8,640 rows = 1,440 minutes × 6 ordered pairs. Top 8 absolute spreads of the day:

| start               | buy\_ex | sell\_ex | buy\_price | sell\_price | spread\_pct |
| ------------------- | ------- | -------- | ---------- | ----------- | ----------- |
| 2024-12-31 16:54:00 | binance | kucoin   | 94903.65   | 95000.00    | +0.102      |
| 2024-12-31 16:54:00 | gateio  | kucoin   | 94904.20   | 95000.00    | +0.101      |
| 2024-12-31 13:40:00 | kucoin  | okx      | 95561.60   | 95656.00    | +0.099      |
| 2024-12-31 16:54:00 | kucoin  | okx      | 95000.00   | 94906.60    | −0.098      |
| 2024-12-31 13:36:00 | kucoin  | okx      | 95600.00   | 95693.60    | +0.098      |
| 2024-12-31 13:35:00 | kucoin  | okx      | 95600.00   | 95691.80    | +0.096      |
| 2024-12-31 13:36:00 | binance | kucoin   | 95688.98   | 95600.00    | −0.093      |
| 2024-12-31 13:50:00 | binance | kucoin   | 95891.73   | 95804.20    | −0.091      |

A few clusters of \~0.1 % gaps — well above retail trading-fee breakeven (\~0.04 % each side), but small enough that the venues re-arbed within a minute or two.
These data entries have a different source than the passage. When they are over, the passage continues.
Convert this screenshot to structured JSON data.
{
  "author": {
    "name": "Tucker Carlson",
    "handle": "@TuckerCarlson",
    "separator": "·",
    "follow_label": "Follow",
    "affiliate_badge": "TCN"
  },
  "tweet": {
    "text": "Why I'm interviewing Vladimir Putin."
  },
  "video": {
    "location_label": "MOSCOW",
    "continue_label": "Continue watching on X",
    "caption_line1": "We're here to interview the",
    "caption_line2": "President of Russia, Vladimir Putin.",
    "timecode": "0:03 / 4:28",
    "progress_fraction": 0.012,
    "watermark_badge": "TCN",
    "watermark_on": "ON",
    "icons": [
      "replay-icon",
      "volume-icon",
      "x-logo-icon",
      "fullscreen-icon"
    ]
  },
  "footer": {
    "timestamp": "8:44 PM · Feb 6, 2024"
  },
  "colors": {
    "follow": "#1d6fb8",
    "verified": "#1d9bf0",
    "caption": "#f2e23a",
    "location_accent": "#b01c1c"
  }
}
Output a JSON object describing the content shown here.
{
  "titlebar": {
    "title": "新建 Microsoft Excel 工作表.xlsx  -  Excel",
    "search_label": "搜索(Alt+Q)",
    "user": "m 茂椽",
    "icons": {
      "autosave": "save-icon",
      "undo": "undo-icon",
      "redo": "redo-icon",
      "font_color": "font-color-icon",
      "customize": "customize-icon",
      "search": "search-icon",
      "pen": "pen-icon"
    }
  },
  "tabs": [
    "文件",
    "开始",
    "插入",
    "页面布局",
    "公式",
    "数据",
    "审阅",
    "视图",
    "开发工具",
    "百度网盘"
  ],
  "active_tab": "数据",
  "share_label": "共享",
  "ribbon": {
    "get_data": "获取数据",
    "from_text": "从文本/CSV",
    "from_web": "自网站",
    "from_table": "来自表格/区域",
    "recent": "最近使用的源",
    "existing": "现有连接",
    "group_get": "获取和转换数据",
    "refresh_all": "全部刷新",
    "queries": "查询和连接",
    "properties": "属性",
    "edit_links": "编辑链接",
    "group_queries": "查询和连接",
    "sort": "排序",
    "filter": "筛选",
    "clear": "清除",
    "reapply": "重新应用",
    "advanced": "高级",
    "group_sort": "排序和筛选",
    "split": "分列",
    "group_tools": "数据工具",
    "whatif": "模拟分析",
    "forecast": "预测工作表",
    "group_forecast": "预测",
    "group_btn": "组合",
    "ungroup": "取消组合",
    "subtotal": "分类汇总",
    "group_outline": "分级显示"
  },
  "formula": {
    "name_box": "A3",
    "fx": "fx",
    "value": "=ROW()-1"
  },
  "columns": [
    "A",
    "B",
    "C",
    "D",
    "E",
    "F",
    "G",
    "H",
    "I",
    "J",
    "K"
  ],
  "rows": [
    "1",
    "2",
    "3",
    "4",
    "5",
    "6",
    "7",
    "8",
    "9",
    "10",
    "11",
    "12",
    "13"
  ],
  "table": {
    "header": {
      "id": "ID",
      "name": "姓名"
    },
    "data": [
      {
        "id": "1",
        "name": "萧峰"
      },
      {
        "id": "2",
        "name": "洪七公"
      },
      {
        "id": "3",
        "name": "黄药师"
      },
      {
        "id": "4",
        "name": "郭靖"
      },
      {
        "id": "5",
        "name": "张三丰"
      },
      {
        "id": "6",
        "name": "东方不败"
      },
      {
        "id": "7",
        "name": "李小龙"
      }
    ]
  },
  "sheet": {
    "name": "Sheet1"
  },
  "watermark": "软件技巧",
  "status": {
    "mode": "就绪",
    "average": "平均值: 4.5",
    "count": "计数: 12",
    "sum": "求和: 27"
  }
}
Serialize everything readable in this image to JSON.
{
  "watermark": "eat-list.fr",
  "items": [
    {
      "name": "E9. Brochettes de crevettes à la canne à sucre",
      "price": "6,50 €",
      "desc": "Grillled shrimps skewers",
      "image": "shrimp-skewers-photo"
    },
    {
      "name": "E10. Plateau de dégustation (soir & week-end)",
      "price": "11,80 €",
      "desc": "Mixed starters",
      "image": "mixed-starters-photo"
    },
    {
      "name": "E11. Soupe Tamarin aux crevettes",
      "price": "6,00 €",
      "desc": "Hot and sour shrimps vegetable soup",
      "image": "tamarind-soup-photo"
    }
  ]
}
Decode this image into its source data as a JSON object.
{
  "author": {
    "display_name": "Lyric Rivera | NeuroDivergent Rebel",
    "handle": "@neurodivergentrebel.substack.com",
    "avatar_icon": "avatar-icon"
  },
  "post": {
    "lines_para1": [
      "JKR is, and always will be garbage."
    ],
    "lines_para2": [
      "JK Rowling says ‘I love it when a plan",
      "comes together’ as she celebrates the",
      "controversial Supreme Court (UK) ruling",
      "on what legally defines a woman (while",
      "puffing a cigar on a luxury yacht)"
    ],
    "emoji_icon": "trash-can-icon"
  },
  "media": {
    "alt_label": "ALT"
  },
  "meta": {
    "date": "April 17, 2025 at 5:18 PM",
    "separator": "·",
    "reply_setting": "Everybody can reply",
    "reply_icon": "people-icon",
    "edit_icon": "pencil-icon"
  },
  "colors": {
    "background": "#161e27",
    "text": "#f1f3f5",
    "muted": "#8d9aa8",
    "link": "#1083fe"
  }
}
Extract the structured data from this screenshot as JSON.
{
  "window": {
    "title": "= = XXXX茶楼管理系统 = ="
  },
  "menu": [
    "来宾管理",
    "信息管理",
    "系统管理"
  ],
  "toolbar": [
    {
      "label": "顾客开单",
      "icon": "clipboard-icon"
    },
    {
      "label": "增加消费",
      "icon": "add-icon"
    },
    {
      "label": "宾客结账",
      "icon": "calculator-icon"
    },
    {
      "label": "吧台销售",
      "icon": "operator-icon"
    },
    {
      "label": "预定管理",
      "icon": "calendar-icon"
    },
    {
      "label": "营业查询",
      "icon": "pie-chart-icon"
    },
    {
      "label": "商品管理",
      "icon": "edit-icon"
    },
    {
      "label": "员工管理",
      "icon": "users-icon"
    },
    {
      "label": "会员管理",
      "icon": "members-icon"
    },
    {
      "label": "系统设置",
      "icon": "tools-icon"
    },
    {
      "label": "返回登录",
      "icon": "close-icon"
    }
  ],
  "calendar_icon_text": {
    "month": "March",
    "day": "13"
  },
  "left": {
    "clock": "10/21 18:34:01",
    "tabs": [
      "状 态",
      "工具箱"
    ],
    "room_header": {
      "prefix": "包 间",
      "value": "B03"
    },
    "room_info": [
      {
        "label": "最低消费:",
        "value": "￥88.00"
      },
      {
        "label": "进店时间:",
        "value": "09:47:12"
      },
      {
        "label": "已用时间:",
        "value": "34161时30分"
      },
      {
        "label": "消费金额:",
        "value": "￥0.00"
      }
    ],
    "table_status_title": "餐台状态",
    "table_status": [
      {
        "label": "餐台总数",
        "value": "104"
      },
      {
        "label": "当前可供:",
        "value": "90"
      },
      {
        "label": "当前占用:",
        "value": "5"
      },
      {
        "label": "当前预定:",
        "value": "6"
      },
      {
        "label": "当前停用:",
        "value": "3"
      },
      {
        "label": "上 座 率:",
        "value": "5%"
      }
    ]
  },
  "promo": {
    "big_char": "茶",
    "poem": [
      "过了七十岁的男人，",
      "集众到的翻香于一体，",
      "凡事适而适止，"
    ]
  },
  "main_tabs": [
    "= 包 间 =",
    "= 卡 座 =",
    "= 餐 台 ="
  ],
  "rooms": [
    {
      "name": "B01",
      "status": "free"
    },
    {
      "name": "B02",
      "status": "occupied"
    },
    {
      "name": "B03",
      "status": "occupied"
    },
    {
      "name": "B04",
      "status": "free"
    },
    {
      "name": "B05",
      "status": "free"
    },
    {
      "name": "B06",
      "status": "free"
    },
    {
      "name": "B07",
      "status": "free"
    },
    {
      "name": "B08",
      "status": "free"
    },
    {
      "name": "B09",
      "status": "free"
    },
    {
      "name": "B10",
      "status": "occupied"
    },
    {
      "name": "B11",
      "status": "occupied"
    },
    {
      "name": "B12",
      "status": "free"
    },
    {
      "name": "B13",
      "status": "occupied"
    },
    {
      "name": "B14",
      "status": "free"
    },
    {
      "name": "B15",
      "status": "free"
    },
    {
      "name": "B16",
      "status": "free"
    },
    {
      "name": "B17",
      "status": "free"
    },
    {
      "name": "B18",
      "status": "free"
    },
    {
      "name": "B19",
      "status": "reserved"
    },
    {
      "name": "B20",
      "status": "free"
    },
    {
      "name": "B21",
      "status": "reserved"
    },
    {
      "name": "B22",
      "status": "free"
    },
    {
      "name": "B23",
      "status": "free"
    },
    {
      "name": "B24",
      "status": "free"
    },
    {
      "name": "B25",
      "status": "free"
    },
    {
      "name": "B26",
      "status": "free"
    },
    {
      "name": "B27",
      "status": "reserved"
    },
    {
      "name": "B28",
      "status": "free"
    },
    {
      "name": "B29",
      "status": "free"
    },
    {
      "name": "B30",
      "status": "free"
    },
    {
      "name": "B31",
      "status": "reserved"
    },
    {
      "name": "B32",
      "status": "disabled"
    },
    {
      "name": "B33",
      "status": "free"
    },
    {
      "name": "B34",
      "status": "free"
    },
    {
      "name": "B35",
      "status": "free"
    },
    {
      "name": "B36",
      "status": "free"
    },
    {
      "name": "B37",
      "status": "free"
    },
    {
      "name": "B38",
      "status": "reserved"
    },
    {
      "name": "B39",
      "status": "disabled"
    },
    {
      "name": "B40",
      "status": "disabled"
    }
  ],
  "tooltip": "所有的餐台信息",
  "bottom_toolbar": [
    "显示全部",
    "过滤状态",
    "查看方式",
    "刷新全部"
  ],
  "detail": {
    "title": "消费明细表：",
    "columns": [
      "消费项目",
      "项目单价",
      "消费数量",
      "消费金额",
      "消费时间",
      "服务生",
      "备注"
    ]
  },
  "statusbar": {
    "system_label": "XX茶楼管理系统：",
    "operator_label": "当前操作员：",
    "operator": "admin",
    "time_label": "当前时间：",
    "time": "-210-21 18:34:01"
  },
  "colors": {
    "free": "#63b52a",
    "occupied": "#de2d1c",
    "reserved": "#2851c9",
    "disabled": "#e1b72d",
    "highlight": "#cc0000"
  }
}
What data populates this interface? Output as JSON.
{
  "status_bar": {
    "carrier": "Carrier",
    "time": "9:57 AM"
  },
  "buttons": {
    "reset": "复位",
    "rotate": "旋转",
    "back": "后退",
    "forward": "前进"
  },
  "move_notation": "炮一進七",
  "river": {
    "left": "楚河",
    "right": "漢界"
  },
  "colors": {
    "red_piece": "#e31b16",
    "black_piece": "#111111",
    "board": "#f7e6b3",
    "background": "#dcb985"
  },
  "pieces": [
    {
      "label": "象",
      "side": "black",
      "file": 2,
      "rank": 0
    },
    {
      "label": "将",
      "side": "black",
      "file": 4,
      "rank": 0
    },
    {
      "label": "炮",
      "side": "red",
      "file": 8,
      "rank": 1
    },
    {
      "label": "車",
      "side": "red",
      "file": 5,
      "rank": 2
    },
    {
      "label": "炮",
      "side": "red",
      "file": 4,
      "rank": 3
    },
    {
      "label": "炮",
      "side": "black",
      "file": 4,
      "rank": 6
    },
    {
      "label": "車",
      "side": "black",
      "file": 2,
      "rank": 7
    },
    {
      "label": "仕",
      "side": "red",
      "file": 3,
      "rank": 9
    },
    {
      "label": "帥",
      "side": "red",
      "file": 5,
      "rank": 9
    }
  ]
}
The mean / std distribution per pair tells the same story:

| pair             | mean   | std   | min    | max    |
| ---------------- | ------ | ----- | ------ | ------ |
| binance ↔ gateio | −0.010 | 0.010 | −0.043 | +0.047 |
| binance ↔ kucoin | −0.003 | 0.012 | −0.093 | +0.102 |
| binance ↔ okx    | 0.000  | 0.008 | −0.025 | +0.033 |
| gateio ↔ kucoin  | +0.007 | 0.013 | −0.085 | +0.101 |
| gateio ↔ okx     | +0.010 | 0.011 | −0.036 | +0.057 |
| kucoin ↔ okx     | +0.003 | 0.012 | −0.098 | +0.099 |

`kucoin` is the noisiest leg — its standard deviation against every other venue is the largest, and it's the buy/sell side of every top-8 spread row.

## Extending it

* **More exchanges** — append to the `IN (...)` list. Each addition gives you `(N − 1)` new pair rows per minute, no extra wrappers.
* **Filter to actionable spreads** — append `HAVING spread_pct > 0.04` (or whatever your round-trip fee is). The alert-dispatcher in the article's repo collapses to a single `WHERE`.
* **Different market** — the `WHERE market = 'BTC-USDT'` is the only market constraint. Add `OR market IN (...)` and a `GROUP BY market` to scan a basket simultaneously.
* **Higher-resolution timing** — 1-minute candles are the smallest exposed via `api.ohlcv(...)`. For sub-minute work, JOIN against `api.trade` directly with a tolerance window (`WHERE abs(a.timestamp - b.timestamp) < INTERVAL 100 MILLISECOND`).